Thomas Chaucer

The son of the poet Geoffrey Chaucer and his wife Philippa Roet, Thomas was linked socially and by family to senior members of the English nobility, though he was himself a commoner.

Thomas Chaucer was a relative by marriage of John of Gaunt, 1st Duke of Lancaster, through his aunt Katherine Swynford.

King Henry IV, the son of John of Gaunt by his first marriage to Blanche of Lancaster, was half-brother to Thomas Chaucer's Beaufort first cousins.

He was Chief Butler of England for almost thirty years, first appointed by Richard II, and on 20 March 1399 received a pension of twenty marks a year in exchange for offices granted him by the Duke, paying at the same time five marks for the confirmation of two annuities of charges on the Duchy of Lancaster and also granted by the Duke.

[1] On 23 February 1411 the queen gave him the manor of Woodstock and other estates during her life, and on 15 March the king assigned them to him after her death.

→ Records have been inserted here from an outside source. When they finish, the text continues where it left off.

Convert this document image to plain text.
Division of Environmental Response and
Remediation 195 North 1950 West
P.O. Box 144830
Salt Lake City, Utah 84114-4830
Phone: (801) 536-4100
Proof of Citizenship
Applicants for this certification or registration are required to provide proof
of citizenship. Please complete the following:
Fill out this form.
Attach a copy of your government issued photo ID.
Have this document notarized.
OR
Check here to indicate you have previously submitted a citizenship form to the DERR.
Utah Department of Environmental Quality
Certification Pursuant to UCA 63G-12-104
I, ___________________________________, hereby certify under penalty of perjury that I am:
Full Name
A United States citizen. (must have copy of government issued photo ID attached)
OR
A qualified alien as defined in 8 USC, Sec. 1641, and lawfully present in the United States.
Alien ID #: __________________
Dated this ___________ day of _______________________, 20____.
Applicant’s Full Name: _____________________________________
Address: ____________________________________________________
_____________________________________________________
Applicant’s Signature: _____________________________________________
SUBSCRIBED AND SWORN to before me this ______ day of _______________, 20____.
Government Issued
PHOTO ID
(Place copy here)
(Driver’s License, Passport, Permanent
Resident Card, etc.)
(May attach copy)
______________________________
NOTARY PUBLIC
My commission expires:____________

He attended fifteen parliaments as knight of the shire for Oxfordshire (1400–1401, 1402, 1405–1406, 1407, 1409–1410, 1411, 1413, 1414, 1421, 1422, 1425–1426, 1427, 1429, 1430–1431) and was Speaker of the House five times, a feat not surpassed until the 18th century.

He was chosen speaker in the parliament that met at Gloucester in 1407, and on 9 November reminded the king that the accounts of the expenditure of the last subsidy had not been rendered.

He was chosen again in 1410 and in 1411, when, on making his 'protestation' and claiming the usual permission of free speech, he was answered by the king that he might speak as other speakers had done, but that no novelties would be allowed.